Director Silas Howard has been tapped to helm 'Moonshadow', a horror film about LGBTQ conversation therapy for indie studio Gunpowder & Sky. The screenplay is by Ernesto Foronda and Daniel Foerster.
Silas Howard is a trans director whose credits include Sundance film A Kid Like Jake and episodes of This Is Us, Transparent and Pose (where he also serves as co-executive producer). Foerster, who is trans as well, based the script on personal experiences with LGBTQ conversation therapy.
The film will follow a trans teen forced to go to a conversion camp, where he soon finds his fellow residents are certainly being converted—but into something inhuman.
Digital production company YOMYOMF (You Offend Me You Offend My Family) will partner with Nonetheless Productions to produce the project.
This year has seen a couple releases on conversion therapy already, bringing attention to the practice at a pivotal time in recent history. The Miseducation of Cameron Post was a Sundance Grand Jury winner, and Joel Edgerton’s Boy Erased opened this month. Moonshadow will explore the issue through a genre lens, which perhaps will help give it a slightly wider audience reach.
One thing the entertainment industry often fails to get right is representation, but in this case, the trans perspective has clearly been front and center from the beginning.

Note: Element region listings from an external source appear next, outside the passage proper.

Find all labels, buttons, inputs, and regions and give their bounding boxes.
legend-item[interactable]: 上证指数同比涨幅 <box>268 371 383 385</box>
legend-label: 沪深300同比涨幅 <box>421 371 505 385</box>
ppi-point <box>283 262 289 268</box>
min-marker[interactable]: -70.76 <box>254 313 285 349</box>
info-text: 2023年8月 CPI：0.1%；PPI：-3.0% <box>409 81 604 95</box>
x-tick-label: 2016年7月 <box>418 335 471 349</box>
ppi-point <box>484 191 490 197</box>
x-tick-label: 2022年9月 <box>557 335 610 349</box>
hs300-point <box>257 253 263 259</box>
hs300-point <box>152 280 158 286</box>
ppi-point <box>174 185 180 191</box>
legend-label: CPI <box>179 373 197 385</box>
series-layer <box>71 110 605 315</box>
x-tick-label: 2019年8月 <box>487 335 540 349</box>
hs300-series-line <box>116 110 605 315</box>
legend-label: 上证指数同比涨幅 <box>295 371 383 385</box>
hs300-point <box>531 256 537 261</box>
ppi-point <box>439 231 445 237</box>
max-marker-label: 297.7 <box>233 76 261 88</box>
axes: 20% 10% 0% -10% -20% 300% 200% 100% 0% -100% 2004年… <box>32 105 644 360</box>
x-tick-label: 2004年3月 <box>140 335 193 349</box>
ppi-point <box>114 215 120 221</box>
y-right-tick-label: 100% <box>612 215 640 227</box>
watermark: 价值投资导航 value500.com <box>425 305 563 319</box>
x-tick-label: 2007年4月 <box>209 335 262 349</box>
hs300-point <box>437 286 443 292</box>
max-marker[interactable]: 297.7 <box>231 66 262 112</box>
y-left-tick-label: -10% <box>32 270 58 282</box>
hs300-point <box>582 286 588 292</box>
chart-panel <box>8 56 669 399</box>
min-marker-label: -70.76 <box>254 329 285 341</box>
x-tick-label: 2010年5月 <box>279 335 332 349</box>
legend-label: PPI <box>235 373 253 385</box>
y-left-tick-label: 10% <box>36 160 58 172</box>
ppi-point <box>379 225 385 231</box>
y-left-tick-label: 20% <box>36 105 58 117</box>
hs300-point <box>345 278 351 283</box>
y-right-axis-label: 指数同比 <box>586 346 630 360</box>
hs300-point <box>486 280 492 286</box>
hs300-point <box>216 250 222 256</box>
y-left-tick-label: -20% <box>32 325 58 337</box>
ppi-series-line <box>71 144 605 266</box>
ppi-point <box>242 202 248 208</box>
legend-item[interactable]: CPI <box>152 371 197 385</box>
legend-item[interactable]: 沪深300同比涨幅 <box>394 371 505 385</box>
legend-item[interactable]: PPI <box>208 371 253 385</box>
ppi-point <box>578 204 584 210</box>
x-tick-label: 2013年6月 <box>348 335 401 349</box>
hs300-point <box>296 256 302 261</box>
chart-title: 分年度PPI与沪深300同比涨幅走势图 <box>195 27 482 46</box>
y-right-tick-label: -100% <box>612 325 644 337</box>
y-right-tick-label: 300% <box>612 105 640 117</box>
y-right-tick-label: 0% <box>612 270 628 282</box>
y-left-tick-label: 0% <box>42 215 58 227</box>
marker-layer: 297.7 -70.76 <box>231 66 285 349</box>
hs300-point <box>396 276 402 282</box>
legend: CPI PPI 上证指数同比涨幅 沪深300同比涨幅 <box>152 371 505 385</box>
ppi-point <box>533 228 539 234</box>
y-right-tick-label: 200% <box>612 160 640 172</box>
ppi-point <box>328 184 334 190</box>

Howard comes from a background in California punk rock and small indie films, his first being LGBTQ comedy By Hook or By Crook, which premiered at Sundance in 2001. He entered the field of filmmaking with no experience and has said he considers himself more a storyteller than filmmaker. Film just happened to be the right outlet for his creativity.
Aspiring directors and writers should take note that Howard’s rise has not been entirely conventional, and what matters is a desire to tell personal, impactful stories from a unique perspective, especially in today’s charged political climate. Know that your background makes you valuable, and audiences have become more willing to embrace storytellers outside the straight white male viewpoint. Play in those genre spaces, and figure out fresh ways to tell your stories. There will be an audience out there for you!